L’exemple de Kiev est sans aucun doute significatif, et symbolique lui aussi. S’il marque effectivement la capacité d’avancement des forces russes, il en marque peut-être aussi la limite, voire pire encore. Pour envisager cela, on peut se reporter au Saker-US, éminemment favorable à Poutine sans aucun doute, mais aussi bien informé, et qui, dans ce cas, nous décrit une situation très difficile à Kiev, voire proche d’être hors de contrôle alors que les Russes n’y sont pas encore entrés. Il n’est même plus question de la perspective d’une guérilla antirusse, mais de bien pire : ce que l’auteur nommer une ‘Mad Max zone’ :
« Je conclurai par quelque chose d'assez typique : vous vous souvenez comment, hier, des tonnes d'armes ont été distribuées à Kiev ? Eh bien, pendant la nuit, divers gangs se sont livrés à des échanges de tirs, non pas contre les Russes (qui ne sont toujours pas entrés dans la ville), mais les uns contre les autres. Certains des ‘wannabe Ukie Volkssturm’ ont même fait prisonniers un groupe d'officiers du SBU. Certaines rumeurs font état d'une soixantaine de morts pour la seule nuit.
» Espérons que cette folie s'arrêtera et que certains commandants ukrainiens rétabliront la loi et l'ordre avant que leur pays tout entier ne se transforme en une “zone Mad Max”. Si de tels commandants sont trouvés, je suis sûr que les Russes non seulement ne les engageront pas, mais leur offriront même un certain degré de collaboration. »
... On peut en effet espérer mais il ne nous apparaît nullement acquis que les Russes puissent trouver des structures ukrainiennes qui, acceptant une coopération à cause du désordre, puissent maîtriser ce désordre dans un pays qui est effectivement entraîné sur cette pente qu’il connaît déjà bien à cause du désordre de la guerre. Les années vécues depuis 2014 en Ukraine ont vu une situation générale d’une instabilité grandissante, le développement d’une corruption déjà très fortement implantée, dans une structure politique extrêmement fragile avec un pouvoir faible et lui-même dépendant de forces extérieures elles-mêmes productrices de désordre. Elles ont vu le développement proéminent de divers groupes armés et/ou autonomes (les ‘Ukronazis’, principaux porte-flingue de la vertueuse civilisation occidentale). Il apparaît ainsi très difficile de freiner le développement de cette tendance-‘Mad Max’, dans tous les cas dans la partie non-russophone du pays (DPR et LPR).
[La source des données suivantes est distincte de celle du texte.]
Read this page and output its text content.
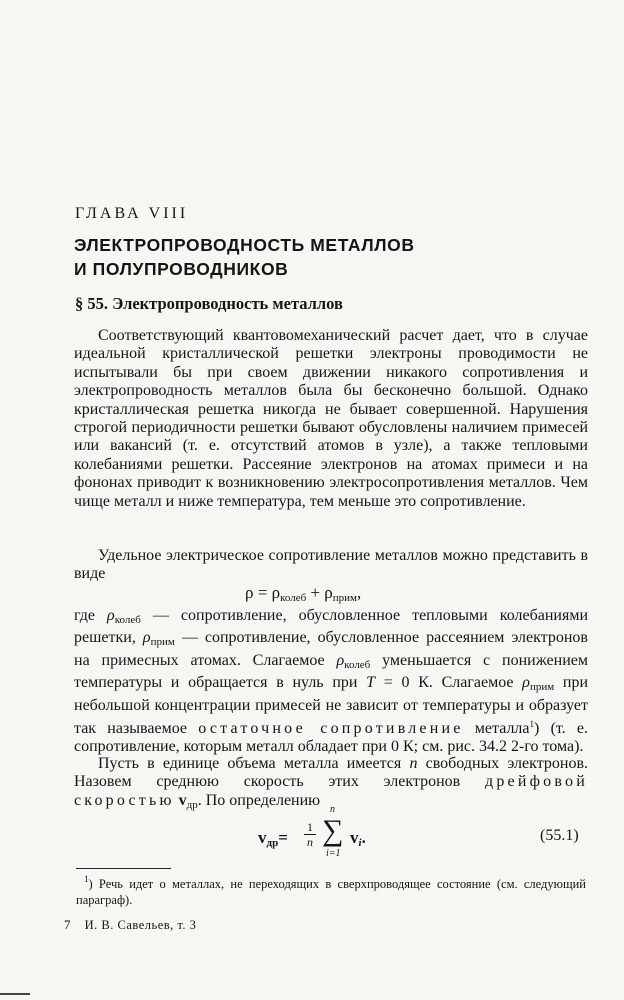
ГЛАВА VIII
ЭЛЕКТРОПРОВОДНОСТЬ МЕТАЛЛОВ
И ПОЛУПРОВОДНИКОВ
§ 55. Электропроводность металлов
Соответствующий квантовомеханический расчет дает, что в случае идеальной кристаллической решетки электроны проводимости не испытывали бы при своем движении никакого сопротивления и электропроводность металлов была бы бесконечно большой. Однако кристаллическая решетка никогда не бывает совершенной. Нарушения строгой периодичности решетки бывают обусловлены наличием примесей или вакансий (т. е. отсутствий атомов в узле), а также тепловыми колебаниями решетки. Рассеяние электронов на атомах примеси и на фононах приводит к возникновению электросопротивления металлов. Чем чище металл и ниже температура, тем меньше это сопротивление.
Удельное электрическое сопротивление металлов можно представить в виде
$\rho = \rho_{колеб} + \rho_{прим}$,
где $\rho_{колеб}$ — сопротивление, обусловленное тепловыми колебаниями решетки, $\rho_{прим}$ — сопротивление, обусловленное рассеянием электронов на примесных атомах. Слагаемое $\rho_{колеб}$ уменьшается с понижением температуры и обращается в нуль при T = 0 К. Слагаемое $\rho_{прим}$ при небольшой концентрации примесей не зависит от температуры и образует так называемое остаточное сопротивление металла$^1$) (т. е. сопротивление, которым металл обладает при 0 К; см. рис. 34.2 2-го тома).
Пусть в единице объема металла имеется n свободных электронов. Назовем среднюю скорость этих электронов дрейфовой скоростью $v_{др}$. По определению
$v_{др}= \frac{1}{n}$
n
∑
i=1
$v_i$.	(55.1)

$^1$) Речь идет о металлах, не переходящих в сверхпроводящее состояние (см. следующий параграф).

7 И. В. Савельев, т. 3
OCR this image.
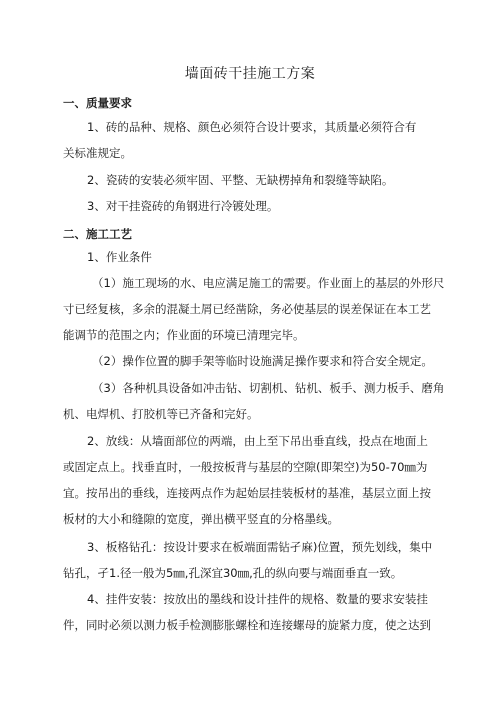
墙面砖干挂施工方案
一、质量要求
1、砖的品种、规格、颜色必须符合设计要求，其质量必须符合有
关标准规定。
2、瓷砖的安装必须牢固、平整、无缺楞掉角和裂缝等缺陷。
3、对干挂瓷砖的角钢进行冷镀处理。
二、施工工艺
1、作业条件
（1）施工现场的水、电应满足施工的需要。作业面上的基层的外形尺
寸已经复核，多余的混凝土屑已经凿除，务必使基层的误差保证在本工艺
能调节的范围之内；作业面的环境已清理完毕。
（2）操作位置的脚手架等临时设施满足操作要求和符合安全规定。
（3）各种机具设备如冲击钻、切割机、钻机、板手、测力板手、磨角
机、电焊机、打胶机等已齐备和完好。
2、放线：从墙面部位的两端，由上至下吊出垂直线，投点在地面上
或固定点上。找垂直时，一般按板背与基层的空隙(即架空)为50-70㎜为
宜。按吊出的垂线，连接两点作为起始层挂装板材的基准，基层立面上按
板材的大小和缝隙的宽度，弹出横平竖直的分格墨线。
3、板格钻孔：按设计要求在板端面需钻孑麻)位置，预先划线，集中
钻孔，孑1.径一般为5㎜,孔深宜30㎜,孔的纵向要与端面垂直一致。
4、挂件安装：按放出的墨线和设计挂件的规格、数量的要求安装挂
件，同时必须以测力板手检测膨胀螺栓和连接螺母的旋紧力度，使之达到
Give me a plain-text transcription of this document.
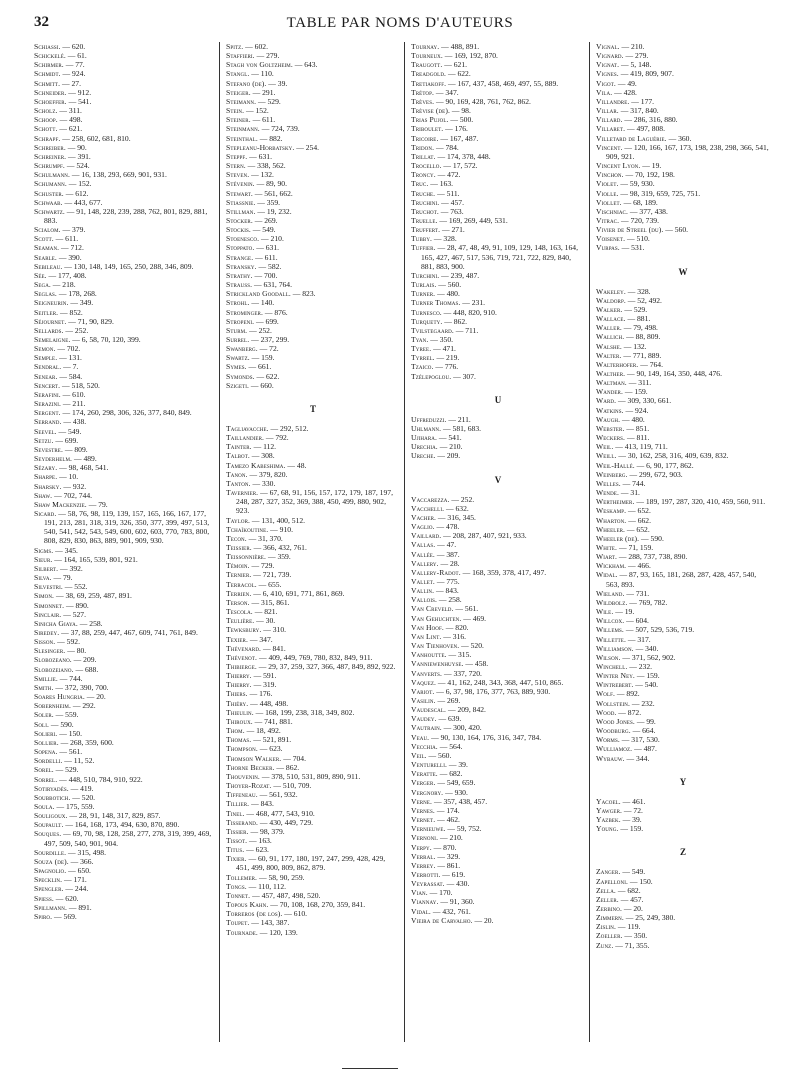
32	TABLE PAR NOMS D'AUTEURS
Schiassi. — 620.
Schickelé. — 61.
Schirmer. — 77.
Schmidt. — 924.
Schmitt. — 27.
Schneider. — 912.
Schoeffer. — 541.
Scholz. — 311.
Schoop. — 498.
Schott. — 621.
Schrapf. — 258, 602, 681, 810.
Schreiber. — 90.
Schreiner. — 391.
Schrumpf. — 524.
Schulmann. — 16, 138, 293, 669, 901, 931.
Schumann. — 152.
Schuster. — 612.
Schwaab. — 443, 677.
Schwartz. — 91, 148, 228, 239, 288, 762, 801, 829, 881, 883.
Scialom. — 379.
Scott. — 611.
Seaman. — 712.
Searle. — 390.
Sebileau. — 130, 148, 149, 165, 250, 288, 346, 809.
Sée. — 177, 408.
Sega. — 218.
Seglas. — 178, 268.
Seigneurin. — 349.
Seitler. — 852.
Séjournet. — 71, 90, 829.
Sellards. — 252.
Semelaigne. — 6, 58, 70, 120, 399.
Semon. — 702.
Semple. — 131.
Sendral. — 7.
Senear. — 584.
Sencert. — 518, 520.
Serafini. — 610.
Serazini. — 211.
Sergent. — 174, 260, 298, 306, 326, 377, 840, 849.
Serrand. — 438.
Seevel. — 549.
Setzu. — 699.
Sevestre. — 809.
Seyderhelm. — 489.
Sézary. — 98, 468, 541.
Sharpe. — 10.
Sharsky. — 932.
Shaw. — 702, 744.
Shaw Mackenzie. — 79.
Sicard. — 58, 76, 98, 119, 139, 157, 165, 166, 167, 177, 191, 213, 281, 318, 319, 326, 350, 377, 399, 497, 513, 540, 541, 542, 543, 549, 600, 602, 603, 770, 783, 800, 808, 829, 830, 863, 889, 901, 909, 930.
Sigms. — 345.
Sieur. — 164, 165, 539, 801, 921.
Silbert. — 392.
Silva. — 79.
Silvestri. — 552.
Simon. — 38, 69, 259, 487, 891.
Simonnet. — 890.
Sinclair. — 527.
Sinicha Giaya. — 258.
Siredey. — 37, 88, 259, 447, 467, 609, 741, 761, 849.
Sisson. — 592.
Slesinger. — 80.
Slobozeano. — 209.
Slobozeiano. — 688.
Smillie. — 744.
Smith. — 372, 390, 700.
Soares Hungria. — 20.
Sobernheim. — 292.
Soler. — 559.
Soli. — 590.
Solieri. — 150.
Sollier. — 268, 359, 600.
Sopena. — 561.
Sordelli. — 11, 52.
Sorel. — 529.
Sorrel. — 448, 510, 784, 910, 922.
Sotiryadès. — 419.
Soubbotich. — 520.
Soula. — 175, 559.
Souligoux. — 28, 91, 148, 317, 829, 857.
Soupault. — 164, 168, 173, 494, 630, 870, 890.
Souques. — 69, 70, 98, 128, 258, 277, 278, 319, 399, 469, 497, 509, 540, 901, 904.
Sourdille. — 315, 498.
Souza (de). — 366.
Spagnolio. — 650.
Specklin. — 171.
Spengler. — 244.
Spiess. — 620.
Spillmann. — 891.
Spiro. — 569.
Spitz. — 602.
Staffieri. — 279.
Stagh von Goltzheim. — 643.
Stangl. — 110.
Stefano (de). — 39.
Steiger. — 291.
Steimann. — 529.
Stein. — 152.
Steiner. — 611.
Steinmann. — 724, 739.
Steinthal. — 882.
Stepleanu-Horbatsky. — 254.
Steppf. — 631.
Stern. — 338, 562.
Steven. — 132.
Stévenin. — 89, 90.
Stewart. — 561, 662.
Stiassnie. — 359.
Stillman. — 19, 232.
Stocker. — 269.
Stockis. — 549.
Stoenesco. — 210.
Stoppato. — 631.
Strange. — 611.
Stransky. — 582.
Strathy. — 700.
Strauss. — 631, 764.
Strickland Goodall. — 823.
Strohl. — 140.
Strominger. — 876.
Stropeni. — 699.
Sturm. — 252.
Surrel. — 237, 299.
Swanberg. — 72.
Swartz. — 159.
Symes. — 661.
Symonds. — 622.
Szigeti. — 660.
T
Tagliavacche. — 292, 512.
Taillandier. — 792.
Tainter. — 112.
Talbot. — 308.
Tamezo Kabeshima. — 48.
Tanon. — 379, 820.
Tanton. — 330.
Tavernier. — 67, 68, 91, 156, 157, 172, 179, 187, 197, 248, 287, 327, 352, 369, 388, 450, 499, 880, 902, 923.
Taylor. — 131, 400, 512.
Tchaïkoutine. — 910.
Tecon. — 31, 370.
Teissier. — 366, 432, 761.
Teissonnière. — 359.
Témoin. — 729.
Ternier. — 721, 739.
Terracol. — 655.
Terrien. — 6, 410, 691, 771, 861, 869.
Terson. — 315, 861.
Tescola. — 821.
Teulière. — 30.
Tewksbury. — 310.
Texier. — 347.
Thévenard. — 841.
Thévenot. — 409, 449, 769, 780, 832, 849, 911.
Thibierge. — 29, 37, 259, 327, 366, 487, 849, 892, 922.
Thierry. — 591.
Thierry. — 319.
Thiers. — 176.
Thiéry. — 448, 498.
Thieulin. — 168, 199, 238, 318, 349, 802.
Thiroux. — 741, 881.
Thom. — 18, 492.
Thomas. — 521, 891.
Thompson. — 623.
Thomson Walker. — 704.
Thorne Becker. — 862.
Thouvenin. — 378, 510, 531, 809, 890, 911.
Thoyer-Rozat. — 510, 709.
Tiffeneau. — 561, 932.
Tillier. — 843.
Tinel. — 468, 477, 543, 910.
Tisserand. — 430, 449, 729.
Tissier. — 98, 379.
Tissot. — 163.
Titus. — 623.
Tixier. — 60, 91, 177, 180, 197, 247, 299, 428, 429, 451, 499, 800, 809, 862, 879.
Tollemer. — 58, 90, 259.
Tongs. — 110, 112.
Tonnet. — 457, 487, 498, 520.
Topous Kahn. — 70, 108, 168, 270, 359, 841.
Torreros (de los). — 610.
Toupet. — 143, 387.
Tournade. — 120, 139.
Tournay. — 488, 891.
Tourneux. — 169, 192, 870.
Traugott. — 621.
Treadgold. — 622.
Tretiakoff. — 167, 437, 458, 469, 497, 55, 889.
Trétop. — 347.
Trèves. — 90, 169, 428, 761, 762, 862.
Trèvise (de). — 98.
Trias Pujol. — 500.
Triboulet. — 176.
Tricoire. — 167, 487.
Tridon. — 784.
Trillat. — 174, 378, 448.
Trocello. — 17, 572.
Troncy. — 472.
Truc. — 163.
Truche. — 511.
Truchini. — 457.
Truchot. — 763.
Truelle. — 169, 269, 449, 531.
Truffert. — 271.
Tubby. — 328.
Tuffier. — 28, 47, 48, 49, 91, 109, 129, 148, 163, 164, 165, 427, 467, 517, 536, 719, 721, 722, 829, 840, 881, 883, 900.
Turchini. — 239, 487.
Turlais. — 560.
Turner. — 480.
Turner Thomas. — 231.
Turnesco. — 448, 820, 910.
Turquety. — 862.
Tvilstegaard. — 711.
Tyan. — 350.
Tyree. — 471.
Tyrrel. — 219.
Tzaico. — 776.
Tzélepoglou. — 307.
U
Uffreduzzi. — 211.
Uhlmann. — 581, 683.
Ujihara. — 541.
Urechia. — 210.
Ureche. — 209.
V
Vaccarezza. — 252.
Vacchelli. — 632.
Vacher. — 316, 345.
Vaglio. — 478.
Vaillard. — 208, 287, 407, 921, 933.
Vallas. — 47.
Vallée. — 387.
Vallery. — 28.
Vallery-Radot. — 168, 359, 378, 417, 497.
Vallet. — 775.
Vallin. — 843.
Vallois. — 258.
Van Creveld. — 561.
Van Gehuchten. — 469.
Van Hoof. — 820.
Van Lint. — 316.
Van Tienhoven. — 520.
Vanhoutte. — 315.
Vanniewenhuyse. — 458.
Vanverts. — 337, 720.
Vaquez. — 41, 162, 248, 343, 368, 447, 510, 865.
Variot. — 6, 37, 98, 176, 377, 763, 889, 930.
Vasilin. — 269.
Vaudescal. — 209, 842.
Vaudey. — 639.
Vautrain. — 300, 420.
Veau. — 90, 130, 164, 176, 316, 347, 784.
Vecchia. — 564.
Veil. — 560.
Venturelli. — 39.
Veratte. — 682.
Verger. — 549, 659.
Vergnory. — 930.
Verne. — 357, 438, 457.
Vernes. — 174.
Vernet. — 462.
Vernieuwe. — 59, 752.
Vernoni. — 210.
Verpy. — 870.
Verral. — 329.
Verrey. — 861.
Verrotti. — 619.
Veyrassat. — 430.
Vian. — 170.
Viannay. — 91, 360.
Vidal. — 432, 761.
Vieira de Carvalho. — 20.
Vignal. — 210.
Vignard. — 279.
Vignat. — 5, 148.
Vignes. — 419, 809, 907.
Vigot. — 49.
Vila. — 428.
Villandre. — 177.
Villar. — 317, 840.
Villard. — 286, 316, 880.
Villaret. — 497, 808.
Villetard de Laguérie. — 360.
Vincent. — 120, 166, 167, 173, 198, 238, 298, 366, 541, 909, 921.
Vincent Lyon. — 19.
Vinchon. — 70, 192, 198.
Violet. — 59, 930.
Violle. — 98, 319, 659, 725, 751.
Viollet. — 68, 189.
Vischniac. — 377, 438.
Vitrac. — 720, 739.
Vivier de Streel (du). — 560.
Voisenet. — 510.
Vurpas. — 531.
W
Wakeley. — 328.
Waldorp. — 52, 492.
Walker. — 529.
Wallace. — 881.
Waller. — 79, 498.
Wallich. — 88, 809.
Walshe. — 132.
Walter. — 771, 889.
Walterhofer. — 764.
Walther. — 90, 149, 164, 350, 448, 476.
Waltman. — 311.
Wander. — 159.
Ward. — 309, 330, 661.
Watkins. — 924.
Waugh. — 480.
Webster. — 851.
Weckers. — 811.
Weil. — 413, 119, 711.
Weill. — 30, 162, 258, 316, 409, 639, 832.
Weil-Hallé. — 6, 90, 177, 862.
Weinberg. — 299, 672, 903.
Welles. — 744.
Wende. — 31.
Wertheimer. — 189, 197, 287, 320, 410, 459, 560, 911.
Weskamp. — 652.
Wharton. — 662.
Wheeler. — 652.
Wheeler (de). — 590.
White. — 71, 159.
Wiart. — 288, 737, 738, 890.
Wickham. — 466.
Widal. — 87, 93, 165, 181, 268, 287, 428, 457, 540, 563, 893.
Wieland. — 731.
Wildbolz. — 769, 782.
Wile. — 19.
Willcox. — 604.
Willems. — 507, 529, 536, 719.
Willette. — 317.
Williamson. — 340.
Wilson. — 371, 562, 902.
Winchell. — 232.
Winter Ney. — 159.
Wintrebert. — 540.
Wolf. — 892.
Wollstein. — 232.
Wood. — 872.
Wood Jones. — 99.
Woodburg. — 664.
Worms. — 317, 530.
Wulliamoz. — 487.
Wybauw. — 344.
Y
Yacoel. — 461.
Yawger. — 72.
Yazbek. — 39.
Young. — 159.
Z
Zanger. — 549.
Zapelloni. — 150.
Zella. — 682.
Zeller. — 457.
Zerbino. — 20.
Zimmern. — 25, 249, 380.
Zislin. — 119.
Zoeller. — 350.
Zunz. — 71, 355.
Dans ces conditions, la Russie devrait se replier, politiquement, militairement et géographiquement, sur ses impératifs fondamentaux et se tourner vers l’essentiel de sa posture de bataille qui se fait selon des références métahistoriques. L’annonce que Poutine a demandé au ministre de la défense Shoigou de mettre les forces stratégiques (nucléaires) russes en position d’“alerte spéciale” pourrait être une indication dans ce sens.
On retrouve alors une situation de très haute importance et d’urgence fondamentale, qui n’a certes jamais cessé même si elle a pu paraître passer au second plan avec la “mission spéciale” en Ukraine. On considérera alors deux appréciations.
D’abord celle de l’Indien M.K. Bhadrakumar, qui réalise ce sens de l’urgence après avoir espéré qu’une négociation avec Zelenski puisse aboutir (alors que, pourtant, – mais est-ce le cas ?! – on annonce de nouveau une rencontre pour des négociations à Gomel, en Biélorussie, mais après un premier rendez-vous manqué il y a deux jours, – perspectives pas loin du type ‘Mad Max’, non ?) :
« La défaite de la Russie ne peut que conduire à son démembrement comme la Yougoslavie, et à l’hégémonie américaine qui s’ensuit. Par conséquent, la Russie mettra tout en œuvre dans cette lutte. Elle n’hésitera même pas à utiliser sa capacité thermonucléaire pour se défendre, si le besoin s'en fait sentir. »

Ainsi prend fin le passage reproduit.